Musical instrument manufacturer Moog sent out a letter to customers warning that President Trump’s recently imposed 25% tariff on some Chinese products are forcing the company to “immediately and drastically increase the cost of building our instruments” and could compel them to shut down their factory in North Carolina and move production overseas.
The synthesizer designer is the latest major American company that has threated to move its business overseas due to increased operating costs caused by Trump’s tariffs, NPR News reported Monday.
As an employee-owned company with a 60-year legacy in American manufacturing, Moog constantly strives to keep a balance between domestically- and internationally-sourced parts, so that they can continue employing people from their local community in Asheville, North Carolina.

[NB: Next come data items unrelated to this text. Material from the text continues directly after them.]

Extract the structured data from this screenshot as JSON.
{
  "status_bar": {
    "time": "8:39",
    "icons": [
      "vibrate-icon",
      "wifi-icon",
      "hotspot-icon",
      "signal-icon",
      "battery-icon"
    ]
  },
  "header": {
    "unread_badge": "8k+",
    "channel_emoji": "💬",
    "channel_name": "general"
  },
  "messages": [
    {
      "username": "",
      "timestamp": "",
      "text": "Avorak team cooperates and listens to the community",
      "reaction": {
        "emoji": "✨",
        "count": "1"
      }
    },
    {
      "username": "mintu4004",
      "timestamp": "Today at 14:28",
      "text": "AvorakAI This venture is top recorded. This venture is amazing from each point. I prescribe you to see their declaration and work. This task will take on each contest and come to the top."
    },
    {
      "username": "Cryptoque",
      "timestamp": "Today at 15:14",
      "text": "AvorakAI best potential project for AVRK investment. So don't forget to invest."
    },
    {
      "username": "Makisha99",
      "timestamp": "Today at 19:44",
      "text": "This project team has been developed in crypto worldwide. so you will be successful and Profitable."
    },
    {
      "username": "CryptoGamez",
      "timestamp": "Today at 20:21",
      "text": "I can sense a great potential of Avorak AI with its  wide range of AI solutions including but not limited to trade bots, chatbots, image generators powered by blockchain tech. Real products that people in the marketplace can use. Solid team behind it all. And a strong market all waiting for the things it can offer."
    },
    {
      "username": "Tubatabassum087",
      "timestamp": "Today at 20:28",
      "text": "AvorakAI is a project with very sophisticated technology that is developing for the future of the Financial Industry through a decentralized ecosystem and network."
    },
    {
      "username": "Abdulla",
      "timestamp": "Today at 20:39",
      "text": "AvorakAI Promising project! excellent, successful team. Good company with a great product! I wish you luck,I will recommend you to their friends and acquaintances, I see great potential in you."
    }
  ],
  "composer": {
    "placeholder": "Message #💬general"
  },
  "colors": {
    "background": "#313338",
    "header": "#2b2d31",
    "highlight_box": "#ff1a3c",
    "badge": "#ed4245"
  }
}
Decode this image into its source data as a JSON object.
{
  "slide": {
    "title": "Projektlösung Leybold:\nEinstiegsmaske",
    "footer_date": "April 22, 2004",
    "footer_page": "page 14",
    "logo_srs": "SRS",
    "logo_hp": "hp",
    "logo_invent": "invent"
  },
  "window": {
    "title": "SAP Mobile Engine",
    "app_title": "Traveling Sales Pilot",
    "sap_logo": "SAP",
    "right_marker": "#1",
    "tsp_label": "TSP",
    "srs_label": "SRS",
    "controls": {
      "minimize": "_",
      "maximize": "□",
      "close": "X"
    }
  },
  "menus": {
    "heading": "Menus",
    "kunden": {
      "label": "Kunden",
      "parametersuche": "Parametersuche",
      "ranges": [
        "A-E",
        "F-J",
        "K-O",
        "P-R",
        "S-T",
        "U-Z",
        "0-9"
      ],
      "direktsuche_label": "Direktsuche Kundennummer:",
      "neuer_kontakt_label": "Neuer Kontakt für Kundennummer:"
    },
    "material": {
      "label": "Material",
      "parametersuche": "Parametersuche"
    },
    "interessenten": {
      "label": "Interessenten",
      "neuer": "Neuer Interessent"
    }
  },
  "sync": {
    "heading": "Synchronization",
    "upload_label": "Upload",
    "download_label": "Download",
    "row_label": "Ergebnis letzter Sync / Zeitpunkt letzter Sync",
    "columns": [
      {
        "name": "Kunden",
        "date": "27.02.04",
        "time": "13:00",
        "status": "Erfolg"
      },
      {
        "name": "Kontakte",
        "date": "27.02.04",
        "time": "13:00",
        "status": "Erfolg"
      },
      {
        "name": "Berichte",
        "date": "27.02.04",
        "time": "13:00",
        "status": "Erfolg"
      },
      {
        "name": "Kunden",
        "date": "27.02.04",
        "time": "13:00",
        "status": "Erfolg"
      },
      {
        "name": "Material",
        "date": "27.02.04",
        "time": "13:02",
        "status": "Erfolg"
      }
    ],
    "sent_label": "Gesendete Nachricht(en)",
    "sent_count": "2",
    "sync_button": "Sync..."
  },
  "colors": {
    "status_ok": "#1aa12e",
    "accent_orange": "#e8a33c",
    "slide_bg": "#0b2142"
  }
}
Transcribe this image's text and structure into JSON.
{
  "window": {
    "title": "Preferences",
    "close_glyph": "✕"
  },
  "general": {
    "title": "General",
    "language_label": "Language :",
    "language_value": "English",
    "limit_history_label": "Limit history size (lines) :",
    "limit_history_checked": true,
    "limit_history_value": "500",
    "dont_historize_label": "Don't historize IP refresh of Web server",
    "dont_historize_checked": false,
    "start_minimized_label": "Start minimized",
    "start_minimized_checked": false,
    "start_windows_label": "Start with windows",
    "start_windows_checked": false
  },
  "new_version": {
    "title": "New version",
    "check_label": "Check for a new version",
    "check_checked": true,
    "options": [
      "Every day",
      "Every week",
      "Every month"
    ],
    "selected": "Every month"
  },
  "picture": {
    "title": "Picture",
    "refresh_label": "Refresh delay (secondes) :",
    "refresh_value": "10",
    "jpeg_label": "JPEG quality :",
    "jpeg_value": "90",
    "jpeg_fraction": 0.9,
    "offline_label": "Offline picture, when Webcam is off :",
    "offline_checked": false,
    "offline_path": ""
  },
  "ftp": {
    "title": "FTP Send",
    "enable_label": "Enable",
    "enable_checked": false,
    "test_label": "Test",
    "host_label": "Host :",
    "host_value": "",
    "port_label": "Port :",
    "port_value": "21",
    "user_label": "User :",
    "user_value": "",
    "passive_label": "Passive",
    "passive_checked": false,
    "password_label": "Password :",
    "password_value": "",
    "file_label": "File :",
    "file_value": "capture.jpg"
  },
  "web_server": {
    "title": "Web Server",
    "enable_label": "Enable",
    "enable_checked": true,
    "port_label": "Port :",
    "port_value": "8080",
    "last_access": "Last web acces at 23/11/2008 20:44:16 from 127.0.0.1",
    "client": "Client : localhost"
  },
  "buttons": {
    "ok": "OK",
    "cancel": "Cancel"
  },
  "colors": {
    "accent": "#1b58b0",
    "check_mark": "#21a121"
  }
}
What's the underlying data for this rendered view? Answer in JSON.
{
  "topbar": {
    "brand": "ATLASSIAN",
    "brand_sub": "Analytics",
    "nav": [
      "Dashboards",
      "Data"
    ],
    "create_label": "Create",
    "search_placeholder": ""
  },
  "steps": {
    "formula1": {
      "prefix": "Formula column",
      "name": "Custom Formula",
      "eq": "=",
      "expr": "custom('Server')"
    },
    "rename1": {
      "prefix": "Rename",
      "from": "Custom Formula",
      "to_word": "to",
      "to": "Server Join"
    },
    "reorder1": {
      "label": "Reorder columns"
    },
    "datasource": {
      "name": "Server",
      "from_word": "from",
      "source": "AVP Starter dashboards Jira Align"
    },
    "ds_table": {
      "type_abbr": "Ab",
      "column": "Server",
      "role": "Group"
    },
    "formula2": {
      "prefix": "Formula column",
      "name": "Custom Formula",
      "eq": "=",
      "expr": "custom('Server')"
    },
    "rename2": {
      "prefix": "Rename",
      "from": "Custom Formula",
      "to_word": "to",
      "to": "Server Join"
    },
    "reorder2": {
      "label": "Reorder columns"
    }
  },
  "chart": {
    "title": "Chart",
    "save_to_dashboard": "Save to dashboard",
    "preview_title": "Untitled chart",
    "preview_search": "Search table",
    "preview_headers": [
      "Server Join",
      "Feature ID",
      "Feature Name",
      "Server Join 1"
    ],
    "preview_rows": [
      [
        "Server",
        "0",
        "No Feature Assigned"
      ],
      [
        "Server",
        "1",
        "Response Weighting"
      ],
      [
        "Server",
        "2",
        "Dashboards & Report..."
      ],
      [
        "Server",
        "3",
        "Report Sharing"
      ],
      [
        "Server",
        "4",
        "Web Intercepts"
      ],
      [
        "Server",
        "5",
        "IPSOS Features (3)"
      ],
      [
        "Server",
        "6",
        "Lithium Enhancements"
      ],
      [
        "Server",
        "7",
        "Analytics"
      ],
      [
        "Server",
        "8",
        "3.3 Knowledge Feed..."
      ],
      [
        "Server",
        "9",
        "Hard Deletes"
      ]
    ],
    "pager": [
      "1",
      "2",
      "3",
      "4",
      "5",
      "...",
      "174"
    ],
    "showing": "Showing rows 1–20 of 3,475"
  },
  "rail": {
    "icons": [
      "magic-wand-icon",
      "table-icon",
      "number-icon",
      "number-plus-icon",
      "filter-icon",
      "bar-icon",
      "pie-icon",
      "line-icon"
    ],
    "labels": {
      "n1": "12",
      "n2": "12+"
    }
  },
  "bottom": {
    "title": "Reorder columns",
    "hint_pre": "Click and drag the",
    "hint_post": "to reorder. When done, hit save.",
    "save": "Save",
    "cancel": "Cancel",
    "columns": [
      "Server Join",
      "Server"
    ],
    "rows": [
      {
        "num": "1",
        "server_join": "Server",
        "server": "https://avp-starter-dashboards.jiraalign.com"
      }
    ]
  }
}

Moog sources circuit boards from US suppliers whenever possible, paying up to 30% over the price of the same circuit boards made overseas. However, whether they buy circuit boards in the US or overseas, the majority of the raw components still come from China. Therefore, Moog will be unable to avoid this substantial cost increase because of the tariffs.
These tariffs will immediately and drastically increase the cost of building Moog instruments, forcing them to lay off American workers and will require Moog to move some, if not all, of their manufacturing overseas.
I do not want to see the end of Moog’s 60-year legacy in American manufacturing. I do not want their employee-owners left without jobs. I want American workers to continue have the opportunity to support their families and their community.
I implore you to convince the President that these Chinese tariffs cause serious damage to American workers like those at Moog and to rescind them immediately.
Moog’s letter comes less than a week after Wisconsin-based motorcycle company Harley-Davidson announced that it would shift some of its production overseas due to a separate set of Trump tariffs.